Is it safe to take aniracetam in the mornings and GABA at night before bed? (I also ordered 500 grams of GABA powder, mainly to increase my HGH levels to help stimulate muscle growth and promote deeper sleep). I've heard that SmartPowders is legit and this is my first order from them. Comparable to other vendors, both SmartPowders and Cerebral Health have better priced products. (Other companies selling 60x 750mg aniracetam capsules priced them at $40 on average).

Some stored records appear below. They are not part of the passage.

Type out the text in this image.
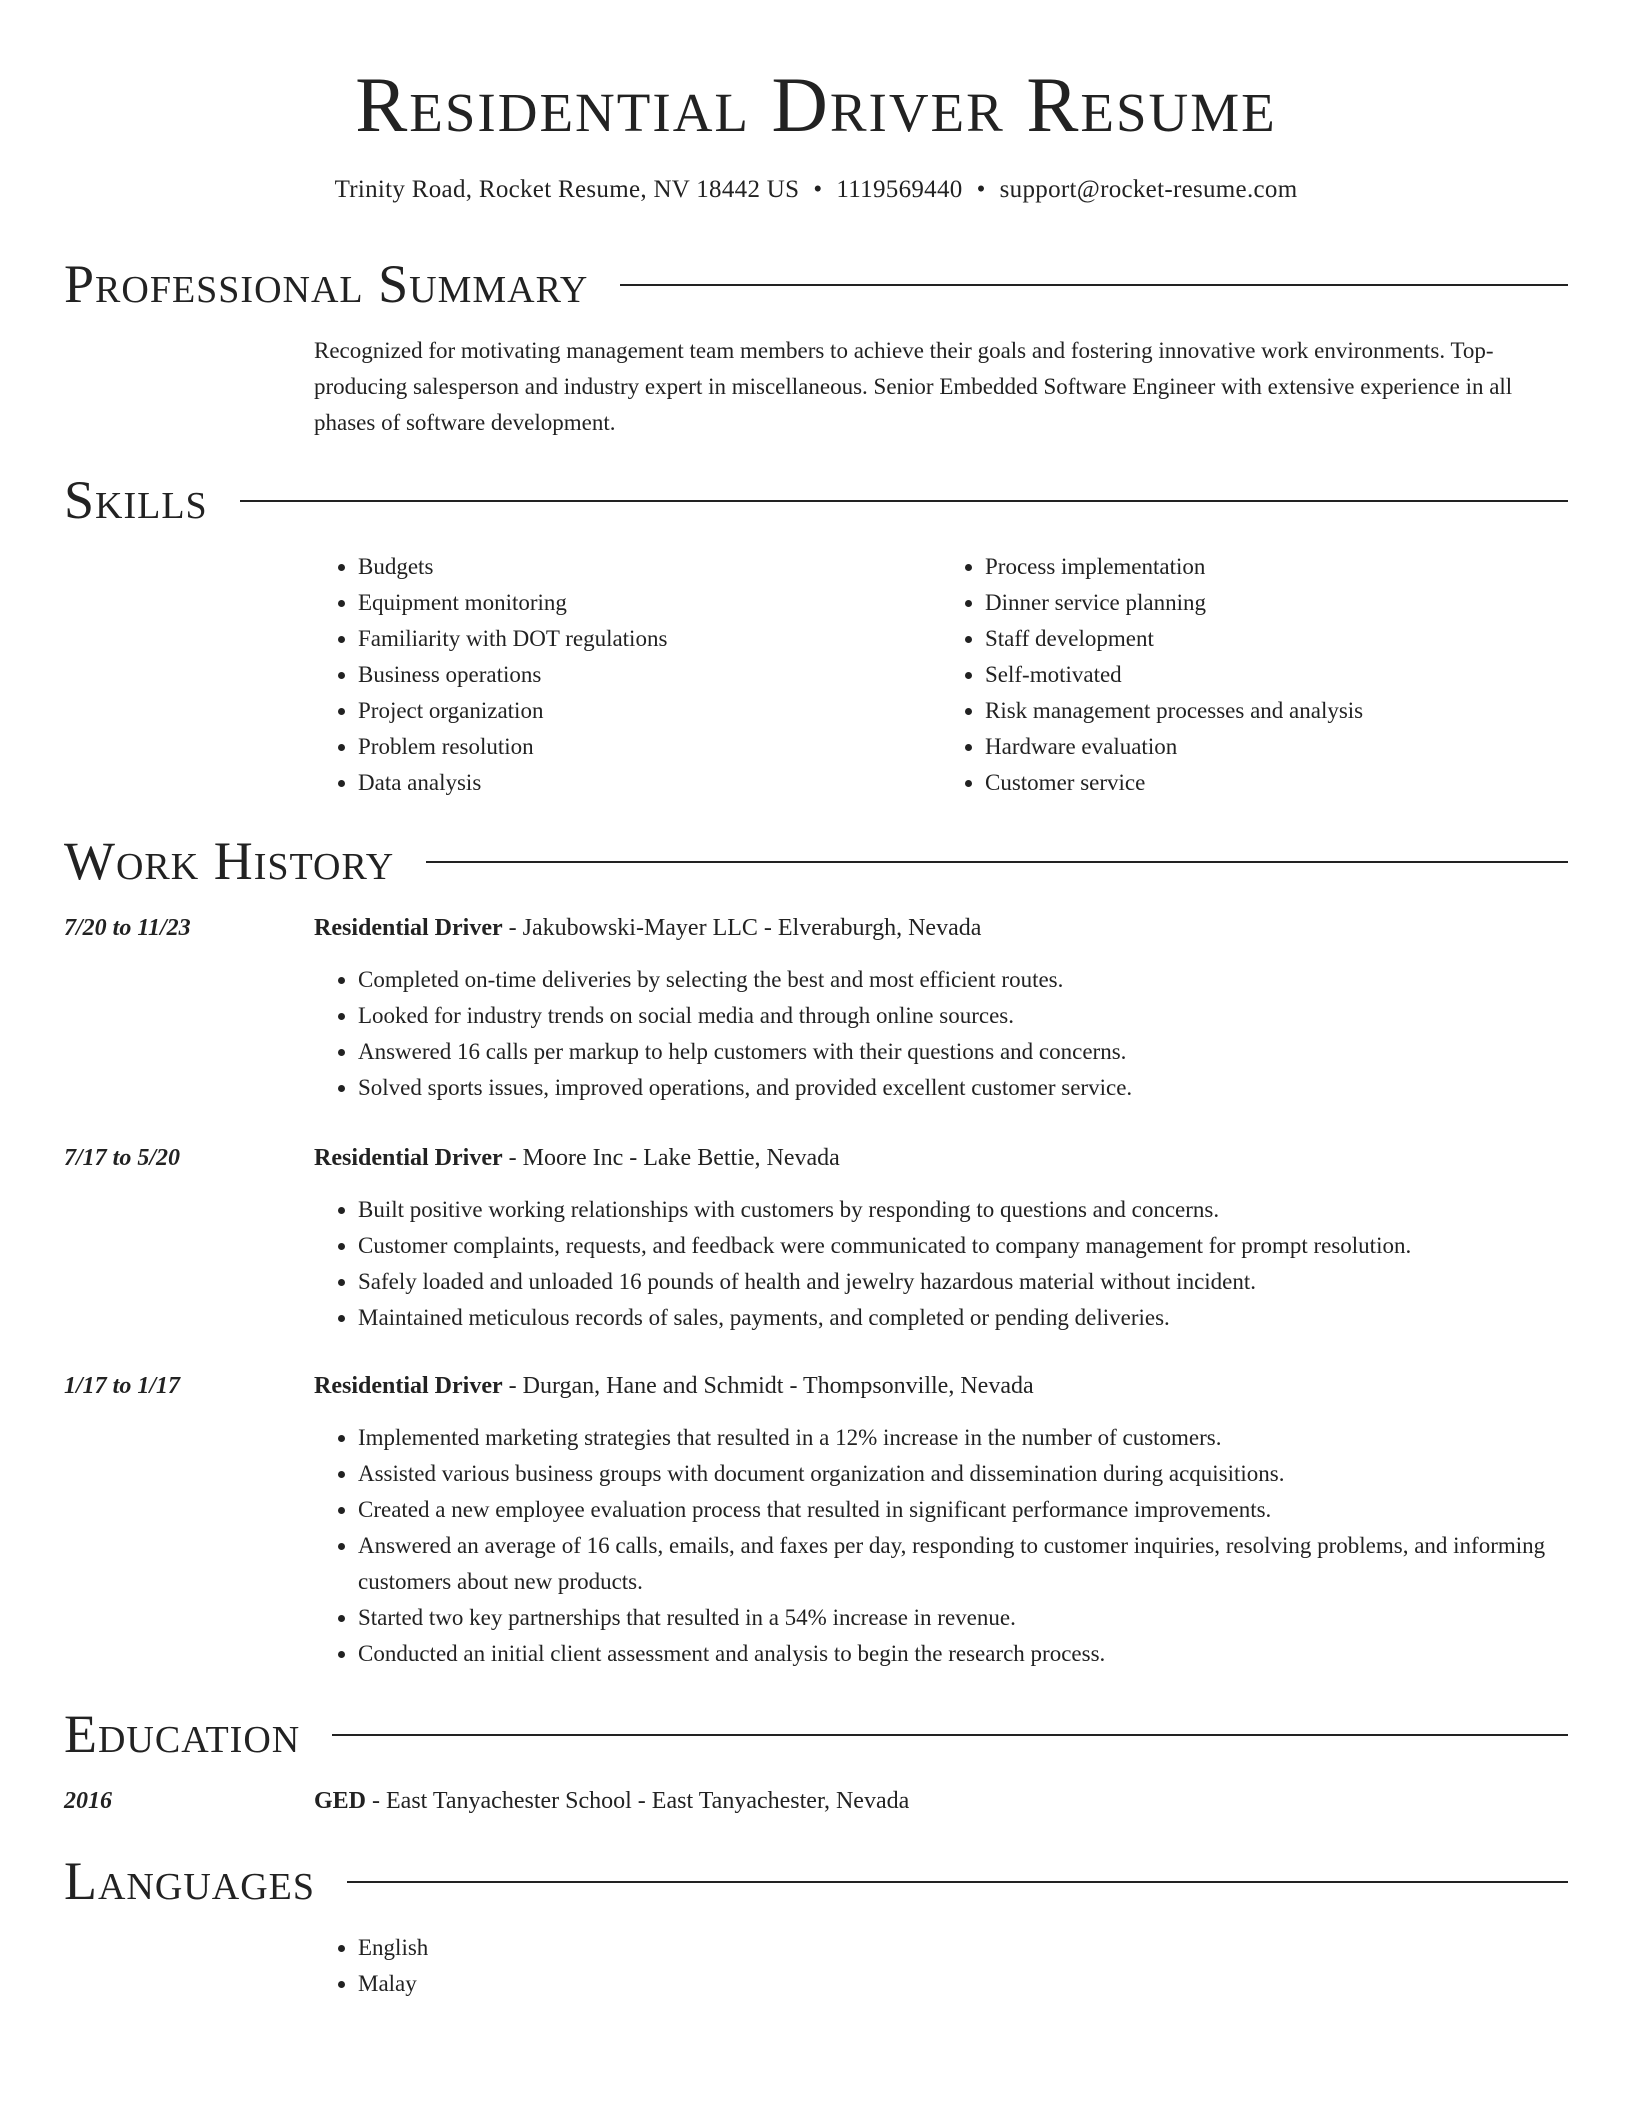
Residential Driver Resume
Trinity Road, Rocket Resume, NV 18442 US • 1119569440 • support@rocket-resume.com
Professional Summary

Recognized for motivating management team members to achieve their goals and fostering innovative work environments. Top-producing salesperson and industry expert in miscellaneous. Senior Embedded Software Engineer with extensive experience in all phases of software development.

Skills
• Budgets
• Equipment monitoring
• Familiarity with DOT regulations
• Business operations
• Project organization
• Problem resolution
• Data analysis
• Process implementation
• Dinner service planning
• Staff development
• Self-motivated
• Risk management processes and analysis
• Hardware evaluation
• Customer service
Work History
7/20 to 11/23	Residential Driver - Jakubowski-Mayer LLC - Elveraburgh, Nevada
• Completed on-time deliveries by selecting the best and most efficient routes.
• Looked for industry trends on social media and through online sources.
• Answered 16 calls per markup to help customers with their questions and concerns.
• Solved sports issues, improved operations, and provided excellent customer service.
7/17 to 5/20	Residential Driver - Moore Inc - Lake Bettie, Nevada
• Built positive working relationships with customers by responding to questions and concerns.
• Customer complaints, requests, and feedback were communicated to company management for prompt resolution.
• Safely loaded and unloaded 16 pounds of health and jewelry hazardous material without incident.
• Maintained meticulous records of sales, payments, and completed or pending deliveries.
1/17 to 1/17	Residential Driver - Durgan, Hane and Schmidt - Thompsonville, Nevada
• Implemented marketing strategies that resulted in a 12% increase in the number of customers.
• Assisted various business groups with document organization and dissemination during acquisitions.
• Created a new employee evaluation process that resulted in significant performance improvements.
• Answered an average of 16 calls, emails, and faxes per day, responding to customer inquiries, resolving problems, and informing customers about new products.
• Started two key partnerships that resulted in a 54% increase in revenue.
• Conducted an initial client assessment and analysis to begin the research process.
Education
2016	GED - East Tanyachester School - East Tanyachester, Nevada
Languages
• English
• Malay
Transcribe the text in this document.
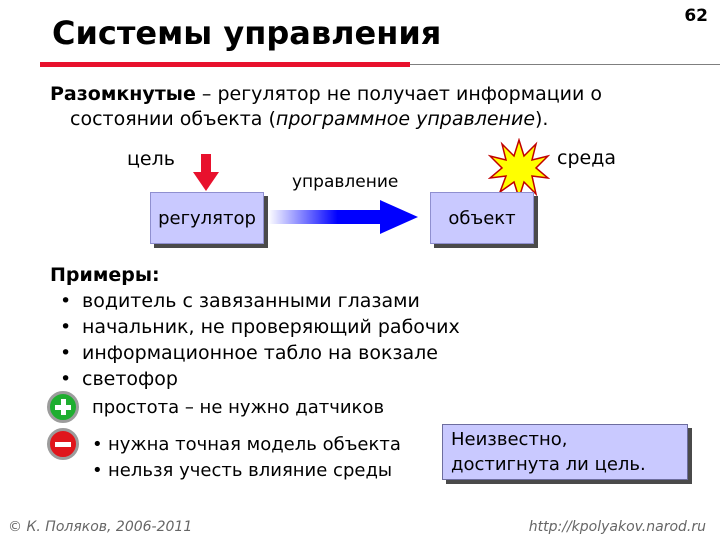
Системы управления	62
Разомкнутые – регулятор не получает информации о
состоянии объекта (программное управление).
цель	среда
управление
регулятор	объект
Примеры:
• водитель с завязанными глазами
• начальник, не проверяющий рабочих
• информационное табло на вокзале
• светофор
простота – не нужно датчиков
• нужна точная модель объекта
• нельзя учесть влияние среды
Неизвестно,
достигнута ли цель.
© К. Поляков, 2006-2011	http://kpolyakov.narod.ru
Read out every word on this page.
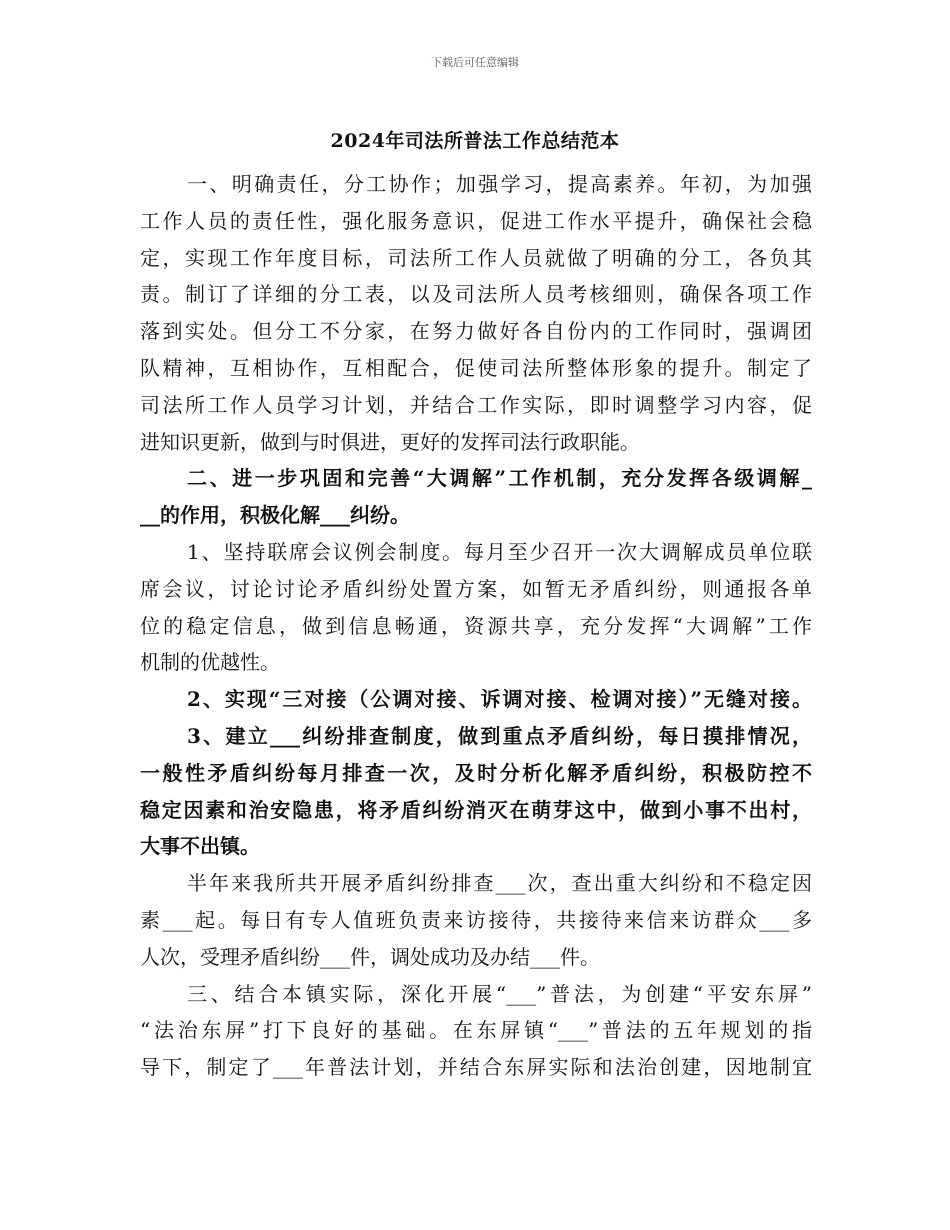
下载后可任意编辑
2024年司法所普法工作总结范本
一、明确责任，分工协作；加强学习，提高素养。年初，为加强
工作人员的责任性，强化服务意识，促进工作水平提升，确保社会稳
定，实现工作年度目标，司法所工作人员就做了明确的分工，各负其
责。制订了详细的分工表，以及司法所人员考核细则，确保各项工作
落到实处。但分工不分家，在努力做好各自份内的工作同时，强调团
队精神，互相协作，互相配合，促使司法所整体形象的提升。制定了
司法所工作人员学习计划，并结合工作实际，即时调整学习内容，促
进知识更新，做到与时俱进，更好的发挥司法行政职能。
二、进一步巩固和完善“大调解”工作机制，充分发挥各级调解_
__的作用，积极化解___纠纷。
1、坚持联席会议例会制度。每月至少召开一次大调解成员单位联
席会议，讨论讨论矛盾纠纷处置方案，如暂无矛盾纠纷，则通报各单
位的稳定信息，做到信息畅通，资源共享，充分发挥“大调解”工作
机制的优越性。
2、实现“三对接（公调对接、诉调对接、检调对接）”无缝对接。
3、建立___纠纷排查制度，做到重点矛盾纠纷，每日摸排情况，
一般性矛盾纠纷每月排查一次，及时分析化解矛盾纠纷，积极防控不
稳定因素和治安隐患，将矛盾纠纷消灭在萌芽这中，做到小事不出村，
大事不出镇。
半年来我所共开展矛盾纠纷排查___次，查出重大纠纷和不稳定因
素___起。每日有专人值班负责来访接待，共接待来信来访群众___多
人次，受理矛盾纠纷___件，调处成功及办结___件。
三、结合本镇实际，深化开展“___”普法，为创建“平安东屏”
“法治东屏”打下良好的基础。在东屏镇“___”普法的五年规划的指
导下，制定了___年普法计划，并结合东屏实际和法治创建，因地制宜
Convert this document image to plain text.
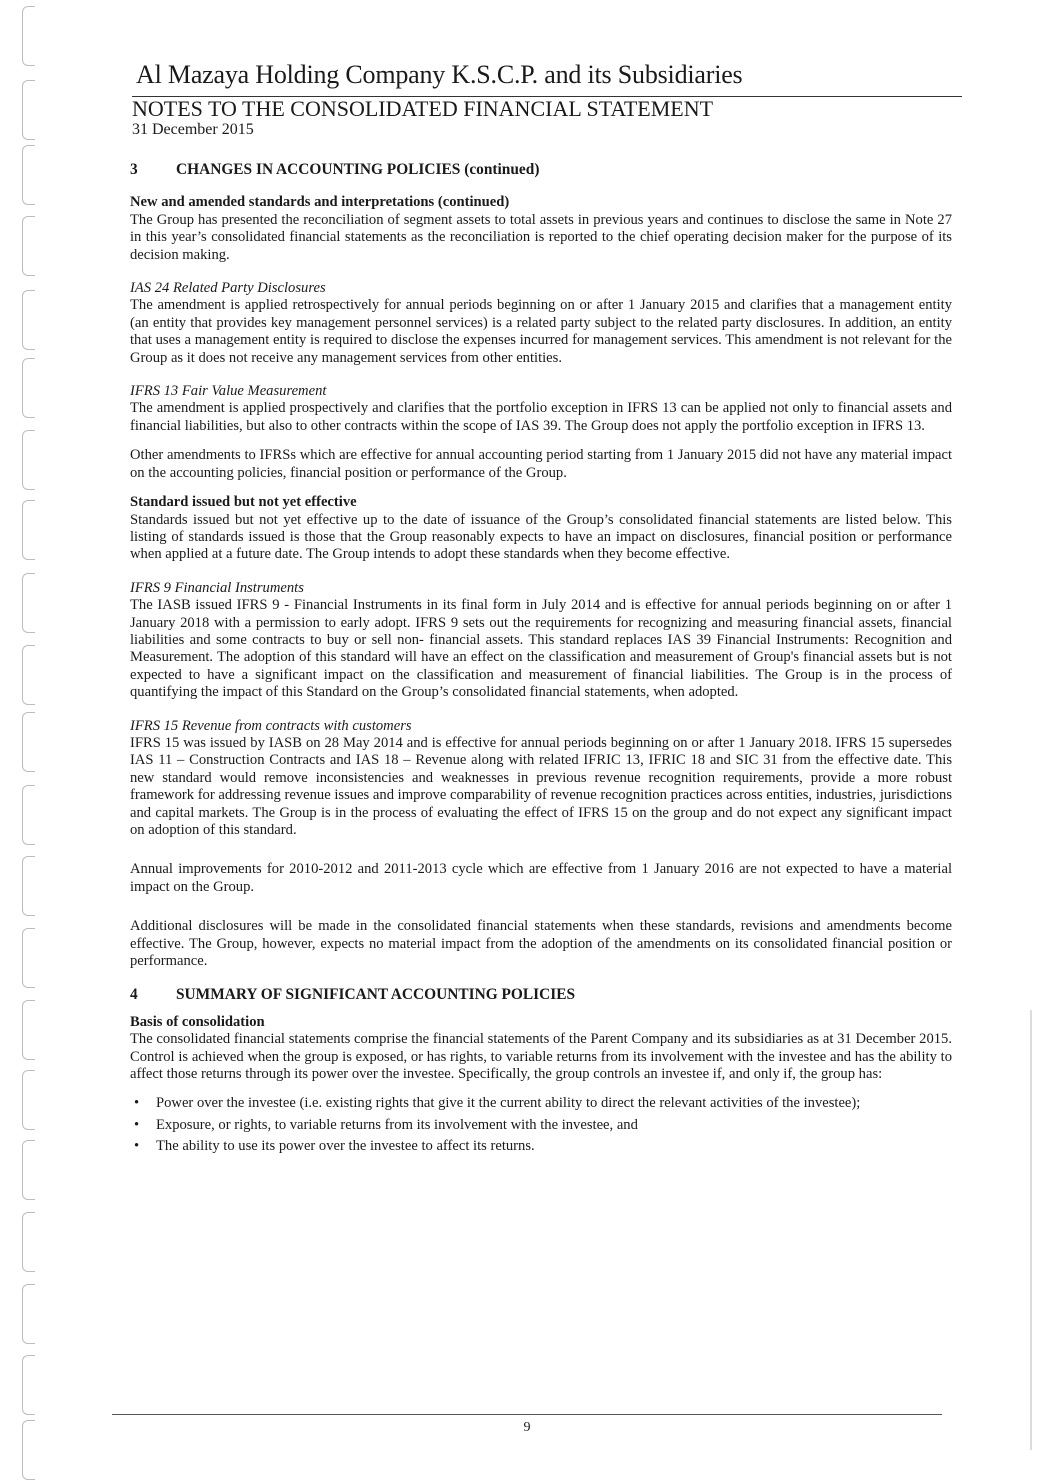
Al Mazaya Holding Company K.S.C.P. and its Subsidiaries
NOTES TO THE CONSOLIDATED FINANCIAL STATEMENT
31 December 2015
3 CHANGES IN ACCOUNTING POLICIES (continued)
New and amended standards and interpretations (continued)

The Group has presented the reconciliation of segment assets to total assets in previous years and continues to disclose the same in Note 27 in this year’s consolidated financial statements as the reconciliation is reported to the chief operating decision maker for the purpose of its decision making.

IAS 24 Related Party Disclosures

The amendment is applied retrospectively for annual periods beginning on or after 1 January 2015 and clarifies that a management entity (an entity that provides key management personnel services) is a related party subject to the related party disclosures. In addition, an entity that uses a management entity is required to disclose the expenses incurred for management services. This amendment is not relevant for the Group as it does not receive any management services from other entities.

IFRS 13 Fair Value Measurement

The amendment is applied prospectively and clarifies that the portfolio exception in IFRS 13 can be applied not only to financial assets and financial liabilities, but also to other contracts within the scope of IAS 39. The Group does not apply the portfolio exception in IFRS 13.

Other amendments to IFRSs which are effective for annual accounting period starting from 1 January 2015 did not have any material impact on the accounting policies, financial position or performance of the Group.

Standard issued but not yet effective

Standards issued but not yet effective up to the date of issuance of the Group’s consolidated financial statements are listed below. This listing of standards issued is those that the Group reasonably expects to have an impact on disclosures, financial position or performance when applied at a future date. The Group intends to adopt these standards when they become effective.

IFRS 9 Financial Instruments

The IASB issued IFRS 9 - Financial Instruments in its final form in July 2014 and is effective for annual periods beginning on or after 1 January 2018 with a permission to early adopt. IFRS 9 sets out the requirements for recognizing and measuring financial assets, financial liabilities and some contracts to buy or sell non- financial assets. This standard replaces IAS 39 Financial Instruments: Recognition and Measurement. The adoption of this standard will have an effect on the classification and measurement of Group's financial assets but is not expected to have a significant impact on the classification and measurement of financial liabilities. The Group is in the process of quantifying the impact of this Standard on the Group’s consolidated financial statements, when adopted.

IFRS 15 Revenue from contracts with customers

IFRS 15 was issued by IASB on 28 May 2014 and is effective for annual periods beginning on or after 1 January 2018. IFRS 15 supersedes IAS 11 – Construction Contracts and IAS 18 – Revenue along with related IFRIC 13, IFRIC 18 and SIC 31 from the effective date. This new standard would remove inconsistencies and weaknesses in previous revenue recognition requirements, provide a more robust framework for addressing revenue issues and improve comparability of revenue recognition practices across entities, industries, jurisdictions and capital markets. The Group is in the process of evaluating the effect of IFRS 15 on the group and do not expect any significant impact on adoption of this standard.

Annual improvements for 2010-2012 and 2011-2013 cycle which are effective from 1 January 2016 are not expected to have a material impact on the Group.

Additional disclosures will be made in the consolidated financial statements when these standards, revisions and amendments become effective. The Group, however, expects no material impact from the adoption of the amendments on its consolidated financial position or performance.

4 SUMMARY OF SIGNIFICANT ACCOUNTING POLICIES
Basis of consolidation

The consolidated financial statements comprise the financial statements of the Parent Company and its subsidiaries as at 31 December 2015. Control is achieved when the group is exposed, or has rights, to variable returns from its involvement with the investee and has the ability to affect those returns through its power over the investee. Specifically, the group controls an investee if, and only if, the group has:

• Power over the investee (i.e. existing rights that give it the current ability to direct the relevant activities of the investee);
• Exposure, or rights, to variable returns from its involvement with the investee, and
• The ability to use its power over the investee to affect its returns.
9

It had some weird effects when I took aniracetam close to bed. I would wake up in the middle of the night and be afraid to go back to sleep (no nightmares or any obvious reason). Very very unusual, but happened on three seperate occasions when I took it close to bed. Piracetam at bed did not have this effect. Just something to watch out for.
Introspecta 02 Sep 2010
Spectre 02 Sep 2010
It had some weird effects when I took aniracetam close to bed. I would wake up in the middle of the night and be afraid to go back to sleep (no nightmares or any obvious reason). Very very unusual, but happened on three seperate occasions when I took it close to bed. Piracetam at bed did not have this effect. Just something to watch out for.
I plan on taking only GABA at night, while taking Aniracetam first thing in the morning.
Would taking it with sunflower oil be suitable?